Configuración del estudio

En el estudio publicado en The Journal of Environmental Psychology, 7.341 participantes eligieron entre una canasta de regalo gourmet vegana y una que contenía carne y queso. Al realizar la elección, la canasta vegana fue etiquetada aleatoriamente como “vegana”, “vegetal”, “saludable”, “sostenible” o “saludable y sostenible”.

La etiqueta basada en plantas obtuvo una puntuación ligeramente mejor que la etiqueta vegana, con un 27% y un 20% de los participantes, respectivamente, seleccionando esas cestas.

Sin embargo, cuando la misma canasta fue etiquetada como saludable y sustentable, el 44% de los participantes en el estudio optó por los productos. Cuando fue etiquetada como sostenible, el 43% de los participantes eligió la cesta vegana, frente al 42% cuando la etiquetaron como saludable.

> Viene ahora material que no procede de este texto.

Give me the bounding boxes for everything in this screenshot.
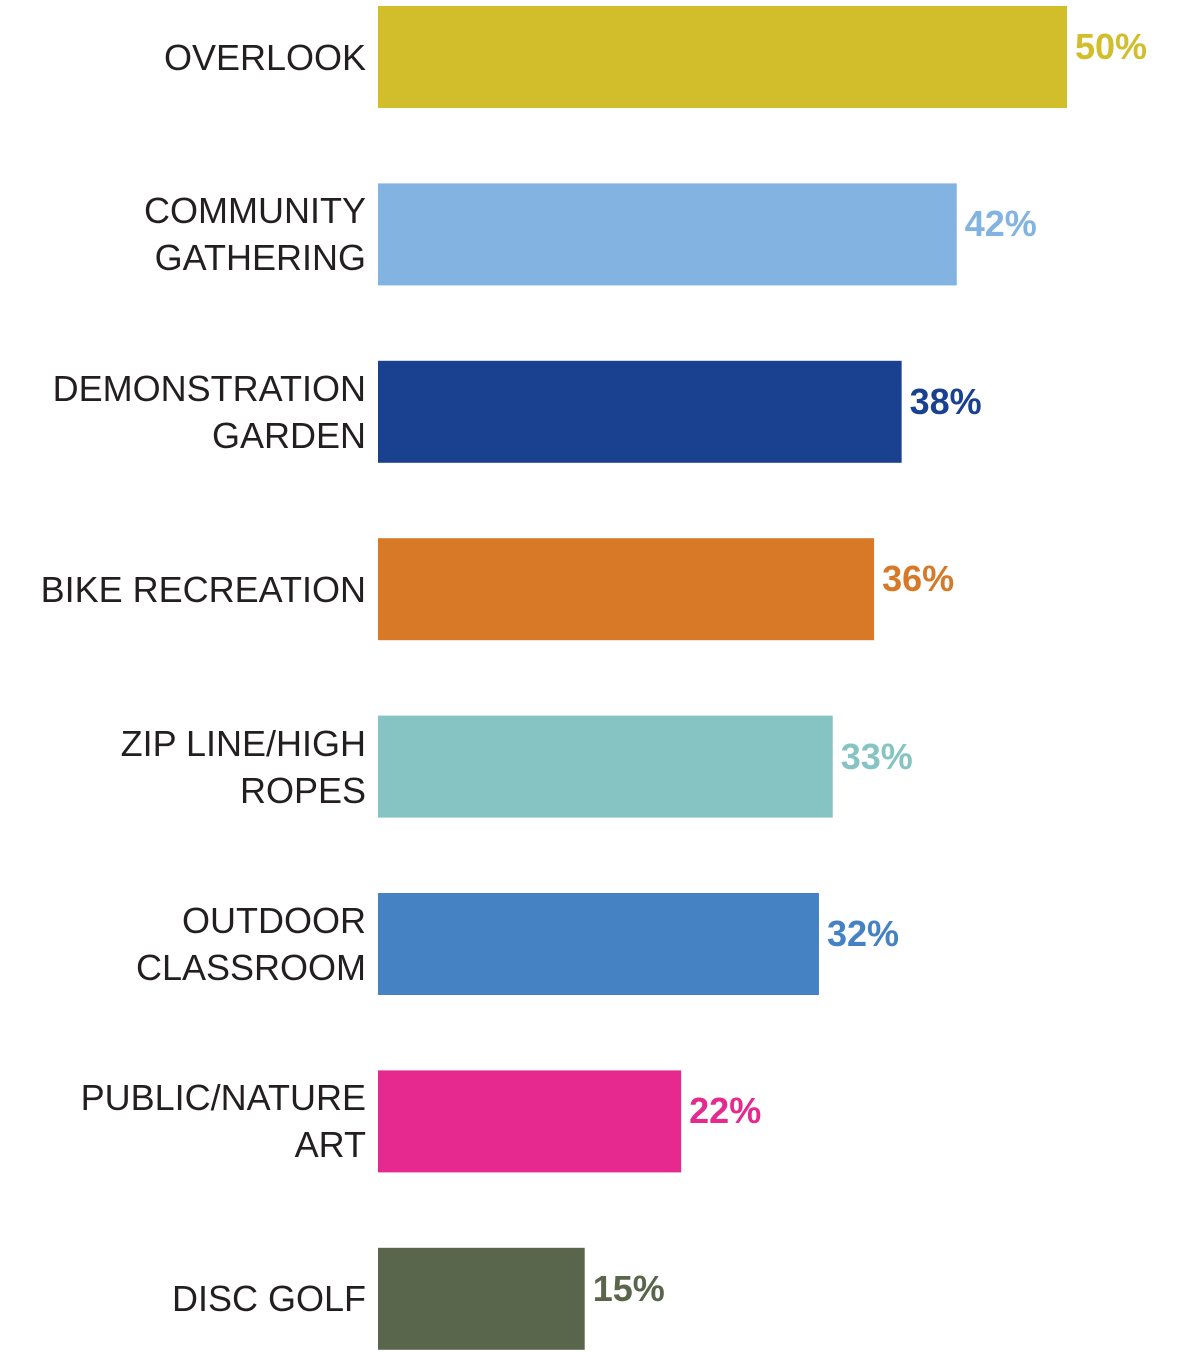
bar xyxy=(378,715,833,818)
value-label: 33% xyxy=(840,735,913,777)
value-label: 15% xyxy=(592,1267,665,1309)
category-label: DISC GOLF xyxy=(171,1278,366,1320)
value-label: 50% xyxy=(1075,26,1148,67)
bar xyxy=(378,183,957,286)
bar xyxy=(378,1247,585,1350)
category-label: BIKE RECREATION xyxy=(40,568,366,610)
bar xyxy=(378,6,1067,108)
value-label: 32% xyxy=(826,913,900,954)
bar xyxy=(378,893,819,995)
category-label: PUBLIC/NATURE ART xyxy=(80,1077,366,1166)
bar xyxy=(378,360,902,463)
category-label: OUTDOOR CLASSROOM xyxy=(135,900,366,988)
value-label: 22% xyxy=(689,1090,762,1132)
value-label: 38% xyxy=(909,380,982,422)
category-label: COMMUNITY GATHERING xyxy=(144,190,366,279)
bar xyxy=(378,1070,682,1173)
category-label: DEMONSTRATION GARDEN xyxy=(52,367,366,456)
bar xyxy=(378,538,875,641)
category-label: OVERLOOK xyxy=(163,36,366,78)
value-label: 42% xyxy=(964,203,1037,245)
category-label: ZIP LINE/HIGH ROPES xyxy=(120,722,366,811)
value-label: 36% xyxy=(882,558,955,600)
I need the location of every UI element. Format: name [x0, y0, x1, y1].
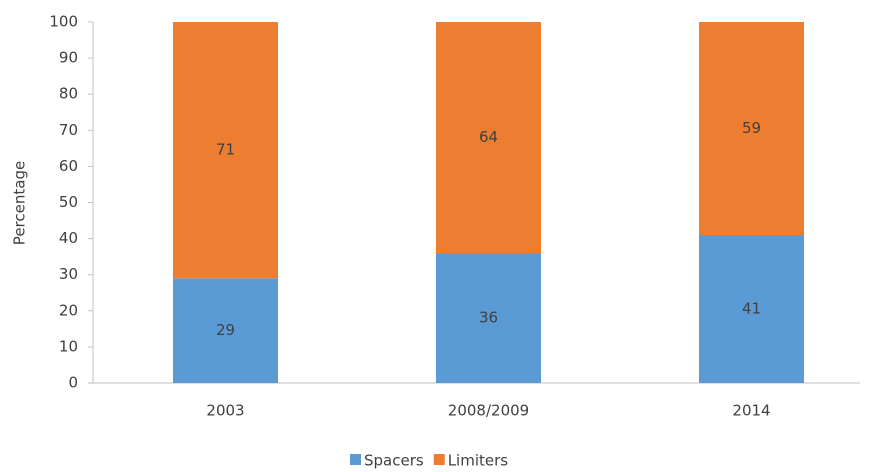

Según los autores, este efecto fue consistente en todos los grupos sociodemográficos, pero más fuerte entre los autoproclamados consumidores de carne roja.

El valor de las etiquetas.

Los autores del estudio sugieren que las etiquetas proporcionan una intervención de bajo costo para promover opciones de alimentos saludables y sostenibles.

“Etiquetar productos veganos o alimentos veganos en un menú como saludables o sostenibles podría aumentar su popularidad. Esto debería ser fácil de implementar, especialmente en lo que respecta a las opciones de comida en restaurantes o cafeterías”.

“Pensamos que tener secciones en los supermercados etiquetadas como saludables o sostenibles o incluso tener filas en las cajas etiquetadas como saludables o sostenibles con bocadillos, frutas o verduras saludables exhibidos mientras esperan para pagar ayudaría a las personas a comprar alimentos que no solo son mejores para su salud sino también para su salud. mejor para el medio ambiente”.

Al mismo tiempo, instan a los fabricantes a evitar engañar a los consumidores llamando a sus productos saludables o sostenibles si no lo son.

“En nuestro estudio, utilizamos etiquetas saludables y sostenibles en una canasta sin carne ni lácteos que, de hecho, era más saludable en términos de contener menos calorías y carbohidratos, más fibra, menos grasa, menos grasa saturada, menos colesterol y menos sodio, y también era más sostenible, en términos de tener una menor huella de carbono”.